Compound and Single-Field Indexes
// Single-field index with unique constraint
db.users.createIndex({ email: 1 }, { unique: true });
// Compound index — ESR rule
db.users.createIndex({ status: 1, name: 1, createdAt: 1 });
// Partial index — smaller and faster
db.users.createIndex(
{ email: 1 },
{ partialFilterExpression: { status: "active" } }
);
// Covered query — index has all fields, no doc fetch
db.users.createIndex({ email: 1, name: 1 });
db.users.find({ email: "alice@example.com" }, { name: 1, email: 1, _id: 0 });Specialized Index Types
// Text index — full-text search
db.articles.createIndex(
{ title: "text", body: "text" },
{ weights: { title: 10, body: 1 } }
);
db.articles.find({ $text: { $search: "mongodb aggregation" } });
// TTL index — auto-expire documents after 7 days
db.sessions.createIndex({ createdAt: 1 }, { expireAfterSeconds: 604800 });
// 2dsphere geospatial index
db.places.createIndex({ location: "2dsphere" });
db.places.find({
location: { $near: {
$geometry: { type: "Point", coordinates: [-122.4, 37.8] },
$maxDistance: 5000
}}
});
// Wildcard index — flexible schema
db.events.createIndex({ "metadata.$**": 1 });| Index Type | Best For | Limitation |
|---|---|---|
| Single-field | Simple equality / range | One field only |
| Compound | Multi-field queries (ESR) | Max 32 fields; order matters |
| Multikey | Array fields | Max 1 array per compound index |
| Text | Full-text search | One text index per collection |
| 2dsphere | Geospatial queries | GeoJSON format required |
| TTL | Auto-expire documents | Single Date field only |
| Hashed | Hash-based sharding | Equality only, no range |
| Wildcard | Dynamic schemas | No compound queries |
5. Schema Design Patterns
MongoDB schema design is driven by how your application queries data, not by normalization rules. Unlike relational databases where you normalize to third normal form and join at query time, MongoDB encourages denormalization to reduce the need for joins. The key decision is whether to embed related data inside a document or reference it via an ObjectId in another collection. Consider your read/write ratio, data access patterns, and the expected document size (max 16 MB).

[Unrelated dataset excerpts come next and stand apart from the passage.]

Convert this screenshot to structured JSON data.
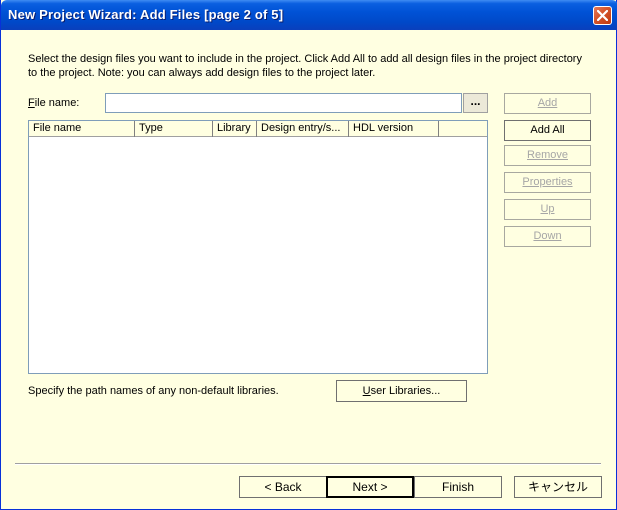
{
  "window": {
    "title": "New Project Wizard: Add Files [page 2 of 5]"
  },
  "description": "Select the design files you want to include in the project. Click Add All to add all design files in the project directory to the project. Note: you can always add design files to the project later.",
  "file_name": {
    "label_prefix": "F",
    "label_rest": "ile name:",
    "value": "",
    "placeholder": "",
    "browse_label": "..."
  },
  "files_table": {
    "columns": [
      "File name",
      "Type",
      "Library",
      "Design entry/s...",
      "HDL version",
      ""
    ],
    "rows": []
  },
  "side_buttons": {
    "add": {
      "label": "Add",
      "enabled": false
    },
    "add_all": {
      "label": "Add All",
      "enabled": true
    },
    "remove": {
      "label": "Remove",
      "enabled": false
    },
    "properties": {
      "label": "Properties",
      "enabled": false
    },
    "up": {
      "label": "Up",
      "enabled": false
    },
    "down": {
      "label": "Down",
      "enabled": false
    }
  },
  "libraries": {
    "note": "Specify the path names of any non-default libraries.",
    "user_libraries_prefix": "U",
    "user_libraries_rest": "ser Libraries..."
  },
  "nav_buttons": {
    "back": "< Back",
    "next": "Next >",
    "finish": "Finish",
    "cancel": "キャンセル"
  },
  "icons": {
    "close": "close-icon"
  }
}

| Criteria | Embed | Reference |
|---|---|---|
| Relationship | One-to-few (1-5) | One-to-many, many-to-many |
| Read pattern | Always read together | Read independently |
| Update pattern | Rarely updated alone | Updated independently |
| Data size | Small sub-document | Large or growing unbounded |
| Doc limit | Under 16 MB total | Could exceed 16 MB |
// EMBEDDED: Blog post with comments (one-to-few)
{
_id: ObjectId("..."), title: "Schema Design",
comments: [
{ user: "Bob", text: "Great!", date: ISODate("2026-02-01") },
{ user: "Carol", text: "Helpful", date: ISODate("2026-02-02") }
]
}
// REFERENCED: Orders referencing products (one-to-many)
{
_id: ObjectId("..."), userId: ObjectId("..."),
items: [
{ productId: ObjectId("..."), qty: 2, price: 29.99 },
{ productId: ObjectId("..."), qty: 1, price: 49.99 }
], total: 109.97
}Common Patterns: Bucket, Polymorphic, Computed
// BUCKET — time-series data batched into hourly/daily buckets
{
sensorId: "temp-001", date: ISODate("2026-02-28"),
count: 60,
measurements: [
{ ts: ISODate("...T00:00:00Z"), value: 22.1 },
{ ts: ISODate("...T00:01:00Z"), value: 22.3 }
],
summary: { min: 21.5, max: 23.1, avg: 22.2 }
}
// POLYMORPHIC — different shapes in same collection
{ type: "car", make: "Toyota", doors: 4, mpg: 32 }
{ type: "truck", make: "Ford", payload: 2000, axles: 2 }
// COMPUTED — pre-calculate expensive aggregations
{
_id: "product-42", name: "Widget Pro",
reviewStats: { count: 287, avgRating: 4.3,
distribution: { 5: 142, 4: 89, 3: 31, 2: 15, 1: 10 } }
}6. Multi-Document Transactions
MongoDB provides ACID transactions across multiple documents and collections since version 4.0 (replica sets) and 4.2 (sharded clusters). While single-document operations are already atomic, transactions let you coordinate writes across multiple documents with all-or-nothing semantics — just like in a relational database. Keep transactions short (under 60 seconds by default) and avoid them when single-document atomicity suffices, as they add latency and lock overhead.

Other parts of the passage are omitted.